Na een tijd kwam haar zusje kijken. Ze droeg eenzelfde bloemetjesjurk die haar knieën vrij liet. Ze stond in een koket gedraaide houding en speelde met de zoom van de rok. Ze vroeg iets. Kreeg antwoord. Wat voor taal spraken ze? Het zusje liep terug naar de auto van haar vader, ging op een krukje zitten. Het meisje met de stokjes keek niet om. Ze sprak zachtjes tegen de stokjes of de steen. Misschien prevelde ze gedichten, zonder dat ze dat wist. Meer dan een half uur bleef ze schuiven met de stokjes. Schikken en herschikken.
Ondertussen viel haar zusje achterover tegen de auto en begon te huilen. De dichteres keek even op, ernstig, maar toen haar zusje troost zocht en vond bij hun vader, ging ze verder met haar wijding. Even later kwam het zusje koket een pleister laten zien. Ze tilde haar jurk op en de dichteres bewonderde de kleurige pleister op haar rug. Ze sloeg met een tak alle stokjes van de steen en ging even dansen met de kokette. Ze deden samen een spel, waarbij ze zacht zongen en in hun handen klapten. Daarna gingen ze eten.

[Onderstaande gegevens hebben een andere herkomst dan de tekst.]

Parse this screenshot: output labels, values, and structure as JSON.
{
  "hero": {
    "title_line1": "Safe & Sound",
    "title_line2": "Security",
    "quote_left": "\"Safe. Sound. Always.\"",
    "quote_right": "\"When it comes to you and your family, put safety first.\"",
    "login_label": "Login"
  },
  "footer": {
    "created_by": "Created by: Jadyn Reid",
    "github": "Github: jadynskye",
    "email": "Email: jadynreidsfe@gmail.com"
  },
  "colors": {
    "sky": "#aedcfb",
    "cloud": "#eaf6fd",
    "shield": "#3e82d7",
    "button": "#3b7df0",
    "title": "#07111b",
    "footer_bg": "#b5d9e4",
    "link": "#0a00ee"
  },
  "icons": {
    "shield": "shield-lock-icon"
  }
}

De dichteres voerde een geanimeerd gesprek met haar vader, die af en toe hardop lachte. De kokette was stil. Na het eten liepen ze terug naar de steen, maar dat spel was over. Ze draaiden wat om elkaar heen en keken rond. Een hond ving hun aandacht even. Ze zeiden iets tegen de hond en tegen de eigenaar die aan tafel zat te drinken. Volkomen onbevangen en vrijmoedig keken ze naar de drinkende man. Ze gaven de hond een aai. Toen zagen ze een gat in de grond naast een boom. De kokette raapte de stokjes op en duwde ze een voor een in het gat. De dichteres keek en hielp soms. Op de hurken zaten ze, eensgezind, hoewel de kokette nu het initiatief had. Wat er om hen heen gebeurde, raakte hen niet. De bomen ruisden, de zon scheen, een enkele wolk schoof langs de hemel. Er was geluid van vogels, van andere kinderen, van een auto die wegreed. Wie er naar hen keek, mocht kijken. Ze merkten het nauwelijks op. Zij vulden het gat, haalden het weer leeg, roerden in het zand.

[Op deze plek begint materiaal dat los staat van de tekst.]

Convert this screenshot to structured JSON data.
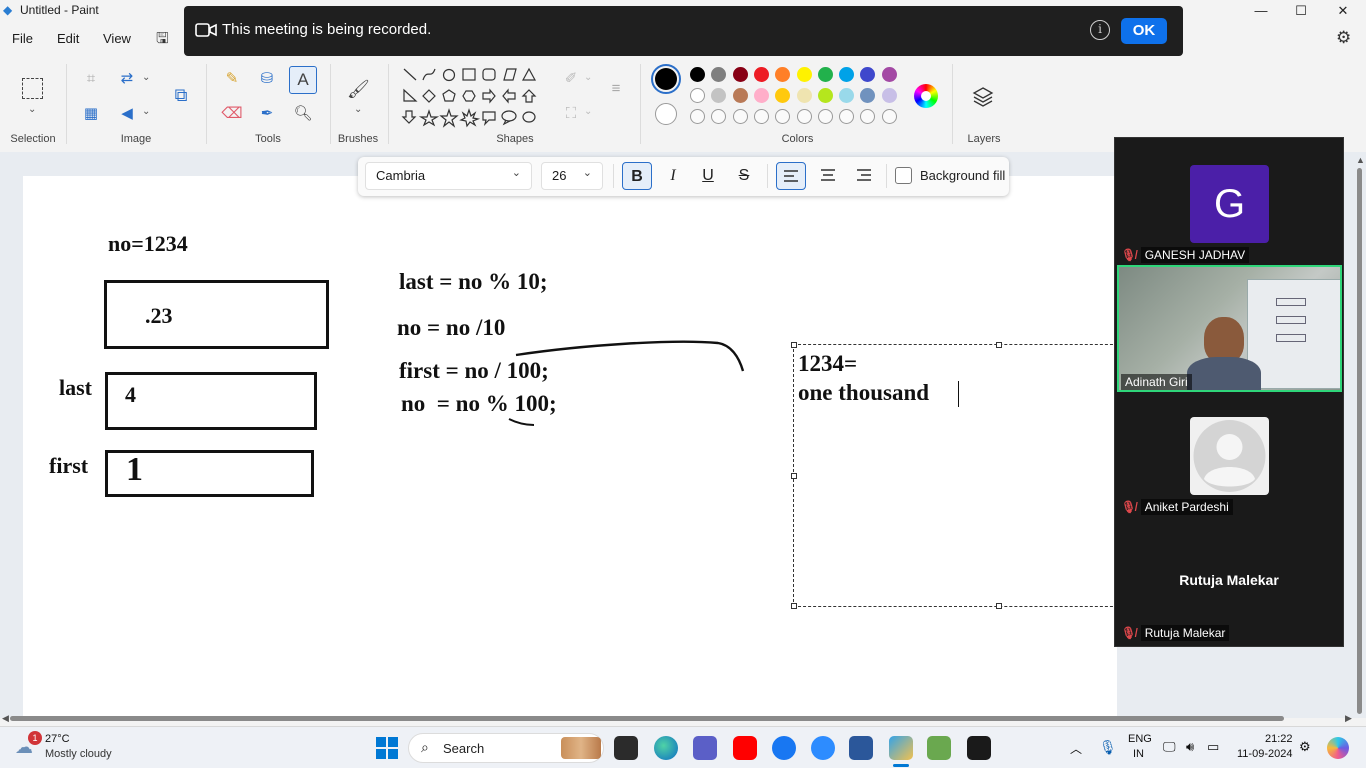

Hun vader riep ze naar de auto. Ze zouden gaan rijden en ze moesten andere kleren aan. Met eendere spijkerjasjes stapten ze achterin de auto en lieten zich wegrijden.

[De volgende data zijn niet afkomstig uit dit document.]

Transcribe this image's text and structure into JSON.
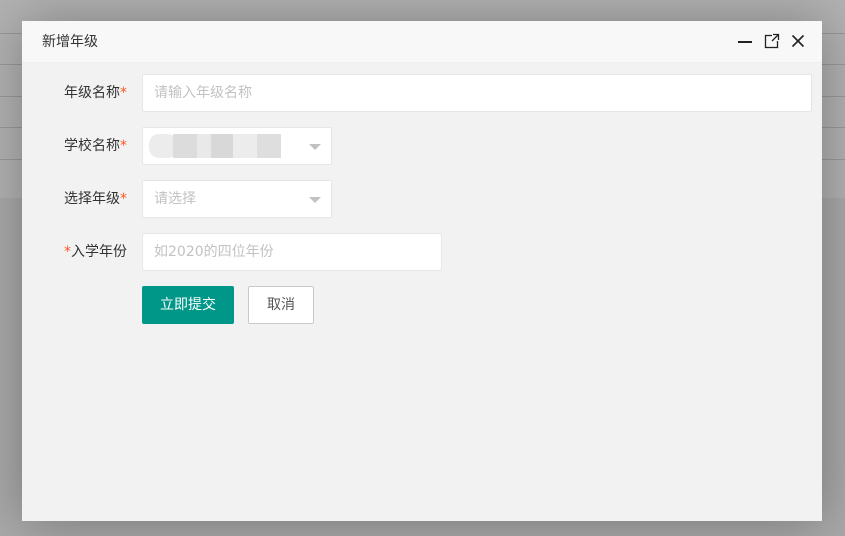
{
  "dialog": {
    "title": "新增年级",
    "controls": {
      "minimize_icon": "minimize-icon",
      "maximize_icon": "maximize-icon",
      "close_icon": "close-icon"
    }
  },
  "form": {
    "grade_name": {
      "label": "年级名称",
      "required_mark": "*",
      "placeholder": "请输入年级名称",
      "value": ""
    },
    "school_name": {
      "label": "学校名称",
      "required_mark": "*",
      "selected_value": "(redacted)"
    },
    "select_grade": {
      "label": "选择年级",
      "required_mark": "*",
      "placeholder": "请选择"
    },
    "entry_year": {
      "label": "入学年份",
      "required_mark": "*",
      "placeholder": "如2020的四位年份",
      "value": ""
    }
  },
  "buttons": {
    "submit": "立即提交",
    "cancel": "取消"
  },
  "colors": {
    "primary": "#009688",
    "required": "#ff5722",
    "overlay_bg": "#f2f2f2"
  }
}
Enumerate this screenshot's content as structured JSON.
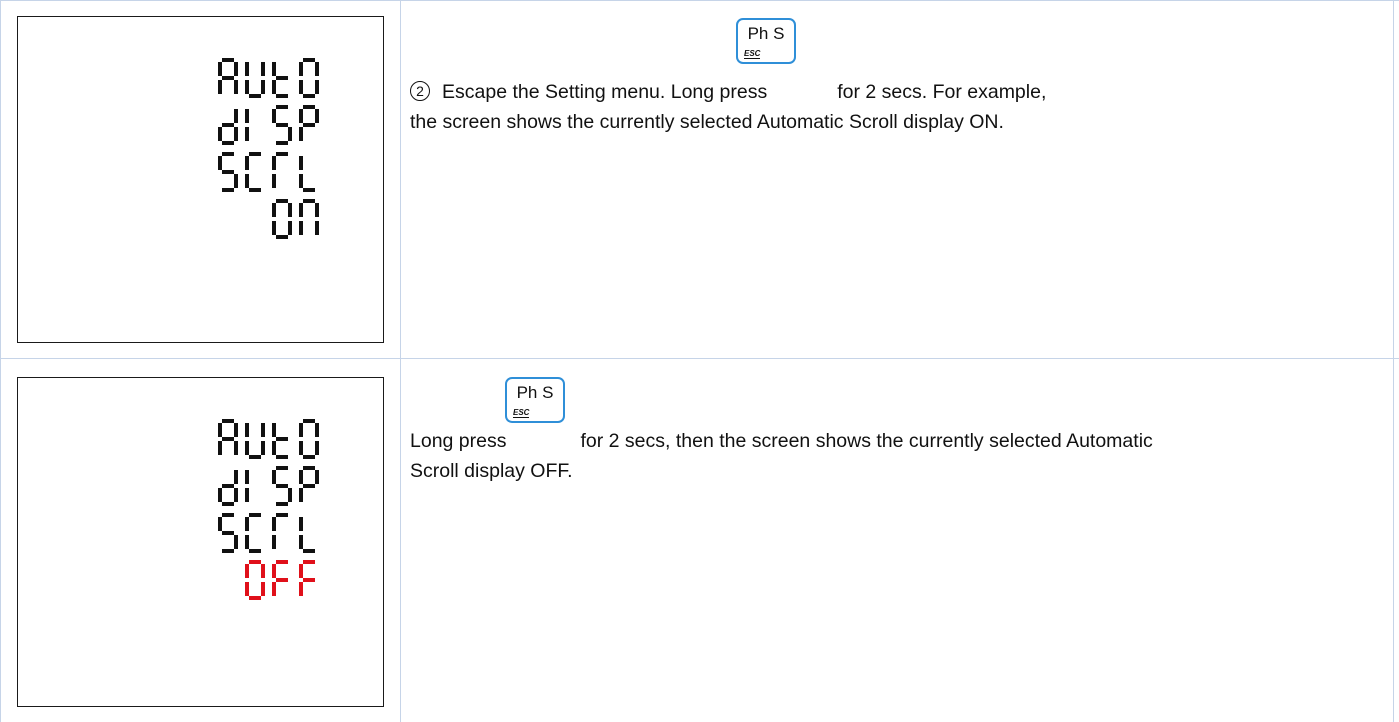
{
  "rows": [
    {
      "lcd_lines": [
        "AUtO",
        "dISP",
        "SCRL",
        "ON"
      ],
      "step_marker": "2",
      "text_before_key": "Escape the Setting menu. Long press",
      "text_after_key": "for 2 secs. For example,",
      "text_line2": "the screen shows the currently selected Automatic Scroll display ON.",
      "key": {
        "label": "Ph S",
        "sub": "ESC"
      }
    },
    {
      "lcd_lines": [
        "AUtO",
        "dISP",
        "SCRL",
        "OFF"
      ],
      "text_before_key": "Long press",
      "text_after_key": "for 2 secs, then the screen shows the currently selected Automatic",
      "text_line2": "Scroll display OFF.",
      "key": {
        "label": "Ph S",
        "sub": "ESC"
      }
    }
  ],
  "colors": {
    "lcd_segment": "#111111",
    "lcd_highlight": "#e0101a",
    "key_border": "#2f8fd8",
    "table_rule": "#c6d4e8"
  }
}
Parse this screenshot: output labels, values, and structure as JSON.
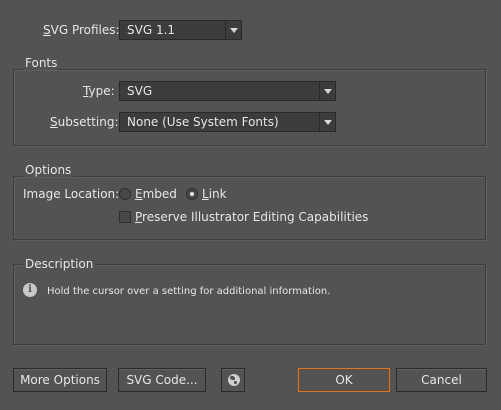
{
  "profiles": {
    "label_prefix": "S",
    "label_rest": "VG Profiles:",
    "value": "SVG 1.1"
  },
  "fonts": {
    "title": "Fonts",
    "type_label_prefix": "",
    "type_label_u": "T",
    "type_label_rest": "ype:",
    "type_value": "SVG",
    "subsetting_label_u": "S",
    "subsetting_label_rest": "ubsetting:",
    "subsetting_value": "None (Use System Fonts)"
  },
  "options": {
    "title": "Options",
    "image_location_label": "Image Location:",
    "embed_label_u": "E",
    "embed_label_rest": "mbed",
    "link_label_u": "L",
    "link_label_rest": "ink",
    "selected": "Link",
    "preserve_label_u": "P",
    "preserve_label_rest": "reserve Illustrator Editing Capabilities",
    "preserve_checked": false
  },
  "description": {
    "title": "Description",
    "text": "Hold the cursor over a setting for additional information."
  },
  "buttons": {
    "more_options": "More Options",
    "svg_code": "SVG Code...",
    "ok": "OK",
    "cancel": "Cancel"
  },
  "colors": {
    "background": "#535353",
    "accent": "#d9782b"
  }
}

‘Ik heb je lief. Men kan het niet, nooit helpen.
Je bent de aarde en wat daarbij is.
Ik leef niet meer. Ik leef van je gemis.
Ik ben een wond. Ik ben niet meer te stelpen.

Jij bent hier niet, ik ben hier niet, waar leef ik,
waar leef jij? Wij weten niet wat er gebeurt.
Wij hebben ons leven verbeurd.
Alles is geweest. En wat nu, wat geef ik?

Ik schrijf mijn woorden met lichaam en handen,
spreek met een stem die aan mij kapotgaat.
Ik ben die liefde en ik ben die haat,
en jij bent die ik ben. Liefste, wij branden
verschrikkelijk in onze arme staat.
Er is haast niets meer dat ons leven laat.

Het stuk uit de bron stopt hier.